И папа сразу передавал ему поводья; в одну секунду лошадь поворачивала, рысью пробегала по улице, и Александр слишком поздно вспоминал, что они проехали угол, за которым пряталась мать, а он даже не взглянул в её сторону.

Ведь папа уже рассказывал что-то захватывающе интересное, и было — увы! — слишком поздно менять выражение лица; но в душе само воспоминание о тёмной фигурке, притаившейся за углом стены, было столь мучительным, что Александру казалось, будто ему на грудь наступили тяжёлым каблуком.

Эти воскресенья имели трагическую подоплёку, несмотря на то, приводила его мать к себе в комнатку или отец привозил в свою новую квартиру либо на улицу Блё, либо на Шоссе д’Антен.

Ещё больше положение осложняло грязное бельё. Александр, естественно, не приносил его отцу, но, даже если он покидал коллеж с отцом, мать говорила сыну:

— Если ты выезжаешь с твоим отцом, то всё равно можешь отдавать мне грязное бельё. У меня хоть что-то от тебя останется.

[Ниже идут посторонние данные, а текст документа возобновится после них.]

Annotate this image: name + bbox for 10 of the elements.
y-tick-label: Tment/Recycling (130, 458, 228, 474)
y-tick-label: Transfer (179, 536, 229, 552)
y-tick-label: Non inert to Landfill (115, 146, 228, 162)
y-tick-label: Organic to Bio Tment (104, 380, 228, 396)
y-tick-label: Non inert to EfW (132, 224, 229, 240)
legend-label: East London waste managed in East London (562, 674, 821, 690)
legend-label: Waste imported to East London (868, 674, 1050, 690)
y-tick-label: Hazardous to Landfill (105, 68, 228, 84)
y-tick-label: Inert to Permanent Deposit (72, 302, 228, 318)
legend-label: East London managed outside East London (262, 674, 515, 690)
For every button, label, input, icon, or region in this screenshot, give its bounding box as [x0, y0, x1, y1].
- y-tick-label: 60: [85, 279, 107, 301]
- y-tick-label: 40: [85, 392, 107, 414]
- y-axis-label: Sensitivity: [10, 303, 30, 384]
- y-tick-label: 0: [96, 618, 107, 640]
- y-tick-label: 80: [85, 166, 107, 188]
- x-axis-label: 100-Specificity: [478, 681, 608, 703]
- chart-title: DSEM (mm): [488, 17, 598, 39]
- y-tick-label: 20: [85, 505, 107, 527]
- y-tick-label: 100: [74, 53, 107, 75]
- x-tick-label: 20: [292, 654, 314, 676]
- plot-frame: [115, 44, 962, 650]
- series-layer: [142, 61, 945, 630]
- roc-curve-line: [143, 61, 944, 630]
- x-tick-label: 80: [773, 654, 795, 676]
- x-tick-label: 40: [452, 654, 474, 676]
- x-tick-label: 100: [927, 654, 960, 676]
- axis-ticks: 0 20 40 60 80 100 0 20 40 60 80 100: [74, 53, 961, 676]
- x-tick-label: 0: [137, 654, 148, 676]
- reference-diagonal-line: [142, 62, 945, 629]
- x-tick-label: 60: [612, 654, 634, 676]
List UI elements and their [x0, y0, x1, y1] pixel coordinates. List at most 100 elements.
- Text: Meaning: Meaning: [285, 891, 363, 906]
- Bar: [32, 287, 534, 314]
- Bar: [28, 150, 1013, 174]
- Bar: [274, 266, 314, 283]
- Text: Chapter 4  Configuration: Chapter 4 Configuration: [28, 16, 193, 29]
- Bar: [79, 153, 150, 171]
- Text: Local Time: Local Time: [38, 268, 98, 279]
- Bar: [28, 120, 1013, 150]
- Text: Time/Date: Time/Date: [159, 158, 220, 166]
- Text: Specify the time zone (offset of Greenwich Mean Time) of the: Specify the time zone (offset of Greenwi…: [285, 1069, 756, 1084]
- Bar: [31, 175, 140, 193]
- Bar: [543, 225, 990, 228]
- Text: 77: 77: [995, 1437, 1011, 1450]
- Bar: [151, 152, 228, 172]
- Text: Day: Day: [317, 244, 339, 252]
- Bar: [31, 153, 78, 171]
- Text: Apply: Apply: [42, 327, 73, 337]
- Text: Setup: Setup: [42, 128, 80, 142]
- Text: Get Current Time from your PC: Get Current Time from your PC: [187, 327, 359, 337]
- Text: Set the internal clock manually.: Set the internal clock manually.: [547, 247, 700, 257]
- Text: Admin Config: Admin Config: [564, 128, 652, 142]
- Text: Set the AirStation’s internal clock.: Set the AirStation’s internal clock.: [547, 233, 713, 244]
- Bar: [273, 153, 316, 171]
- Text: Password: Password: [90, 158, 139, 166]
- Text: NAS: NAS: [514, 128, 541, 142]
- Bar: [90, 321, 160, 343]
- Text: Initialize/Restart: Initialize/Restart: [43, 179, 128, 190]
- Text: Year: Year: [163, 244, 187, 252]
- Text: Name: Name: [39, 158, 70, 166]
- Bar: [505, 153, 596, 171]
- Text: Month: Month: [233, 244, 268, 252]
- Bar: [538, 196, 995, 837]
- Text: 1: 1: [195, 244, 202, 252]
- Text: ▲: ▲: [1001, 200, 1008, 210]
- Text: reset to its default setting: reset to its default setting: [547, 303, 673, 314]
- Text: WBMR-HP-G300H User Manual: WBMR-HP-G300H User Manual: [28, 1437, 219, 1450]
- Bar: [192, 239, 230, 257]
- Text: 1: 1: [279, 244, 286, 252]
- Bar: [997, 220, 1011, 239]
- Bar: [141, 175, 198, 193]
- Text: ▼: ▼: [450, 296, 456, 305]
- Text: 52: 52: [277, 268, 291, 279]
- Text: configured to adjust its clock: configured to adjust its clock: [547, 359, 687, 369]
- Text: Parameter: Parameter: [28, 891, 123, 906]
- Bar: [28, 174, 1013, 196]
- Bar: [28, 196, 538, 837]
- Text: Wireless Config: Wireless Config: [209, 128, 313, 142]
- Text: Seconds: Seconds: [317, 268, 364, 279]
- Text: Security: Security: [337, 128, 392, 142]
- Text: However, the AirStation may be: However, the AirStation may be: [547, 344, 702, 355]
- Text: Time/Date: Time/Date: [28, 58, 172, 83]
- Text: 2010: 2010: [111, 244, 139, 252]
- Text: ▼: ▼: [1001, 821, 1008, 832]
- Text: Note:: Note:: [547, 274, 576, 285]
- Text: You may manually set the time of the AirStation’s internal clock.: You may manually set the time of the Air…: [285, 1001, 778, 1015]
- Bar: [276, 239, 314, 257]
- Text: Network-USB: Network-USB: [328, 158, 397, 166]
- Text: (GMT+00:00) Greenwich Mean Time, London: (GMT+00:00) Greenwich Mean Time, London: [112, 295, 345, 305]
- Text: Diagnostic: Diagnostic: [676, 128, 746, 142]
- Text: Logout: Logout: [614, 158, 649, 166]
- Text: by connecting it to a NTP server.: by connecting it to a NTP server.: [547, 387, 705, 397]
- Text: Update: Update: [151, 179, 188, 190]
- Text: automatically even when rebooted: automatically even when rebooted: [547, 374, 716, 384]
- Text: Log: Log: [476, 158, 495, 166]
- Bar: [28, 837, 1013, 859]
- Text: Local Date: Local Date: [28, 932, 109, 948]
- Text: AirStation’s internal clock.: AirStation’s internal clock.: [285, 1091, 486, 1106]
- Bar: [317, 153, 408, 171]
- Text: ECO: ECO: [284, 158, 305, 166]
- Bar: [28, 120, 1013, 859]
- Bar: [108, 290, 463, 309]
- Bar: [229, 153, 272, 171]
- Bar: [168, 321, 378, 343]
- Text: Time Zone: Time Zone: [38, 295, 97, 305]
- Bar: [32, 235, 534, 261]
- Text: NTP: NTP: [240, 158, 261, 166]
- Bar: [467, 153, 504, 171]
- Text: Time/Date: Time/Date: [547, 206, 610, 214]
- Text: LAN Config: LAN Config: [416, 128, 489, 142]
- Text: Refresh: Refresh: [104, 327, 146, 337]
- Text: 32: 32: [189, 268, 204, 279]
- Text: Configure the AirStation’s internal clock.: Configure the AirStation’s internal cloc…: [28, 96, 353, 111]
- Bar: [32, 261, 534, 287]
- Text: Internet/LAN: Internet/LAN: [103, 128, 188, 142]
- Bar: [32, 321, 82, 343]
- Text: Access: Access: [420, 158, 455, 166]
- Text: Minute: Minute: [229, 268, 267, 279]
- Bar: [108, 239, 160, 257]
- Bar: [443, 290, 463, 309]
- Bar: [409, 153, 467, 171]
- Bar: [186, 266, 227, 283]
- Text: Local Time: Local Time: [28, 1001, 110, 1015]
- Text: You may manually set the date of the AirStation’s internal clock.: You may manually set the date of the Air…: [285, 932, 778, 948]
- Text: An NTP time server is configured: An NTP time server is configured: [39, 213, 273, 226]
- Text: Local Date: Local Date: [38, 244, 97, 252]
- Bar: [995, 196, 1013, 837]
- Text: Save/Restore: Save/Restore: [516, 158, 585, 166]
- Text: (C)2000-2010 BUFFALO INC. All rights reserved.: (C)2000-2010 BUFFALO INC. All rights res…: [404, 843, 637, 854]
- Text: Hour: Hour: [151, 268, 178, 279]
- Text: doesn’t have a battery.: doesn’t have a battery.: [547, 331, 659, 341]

Но и когда он шёл к матери, та настаивала на том, чтобы самой нести узел с грязным бельём, уверяя, что привыкла таскать тяжести. Потом, когда они приходили домой, Катрин заставляла Александра раздеваться, чтобы почистить и починить всё, что было на нём; он очень старался не раздеваться догола, чтобы мать не заметила его ссадин и синяков, ибо начинались бесконечные расспросы, если она их видела.

Мать слишком явно обнаруживала свою горечь, чтобы проведённый в её обществе день мог стать приятным; ведь она начинала его со слов:

   — Ты опять вынужден провести воскресенье со мной, а не с твоим отцом. Жаль, ведь я скучная. Со мной, тоска зелёная. Проделывать забавные штуки, как твой отец, я не умею. Я умею лишь стирать и шить.

Мать создавала вокруг себя такую гнетущую атмосферу, что Александр обедал без аппетита и возвращался в коллеж с головной болью даже тогда, когда они вдвоём были на прогулке в Сен-Клу или ходили в Зоологический сад.

С отцом жизнь менялась до такой степени, что Александру казалось, будто он попал на другую планету. Это была то поездка на охоту, то визит к друзьям отца. Иногда они обедали в ресторане, где все знали Дюма и за каждым столиком слышался смех.

   — Ха-ха! Ты понял, кто такая эта особа, мой милый? Она слишком добра ко всем! Ну нет, ты это поймёшь позднее... Ха-ха-ха! Ладно, пойдём, я представлю тебя господину Гейне. Тьер[99] утверждает, будто этот немец лучше всех в Париже пишет по-французски.

Таким образом маленький Александр встречался со всеми знаменитостями эпохи, о которых потом напишет воспоминания.

99

Тьер Адольф (1737—1877) — французский государственный деятель и историк. В 1871 —1873 гг. — президент Франции.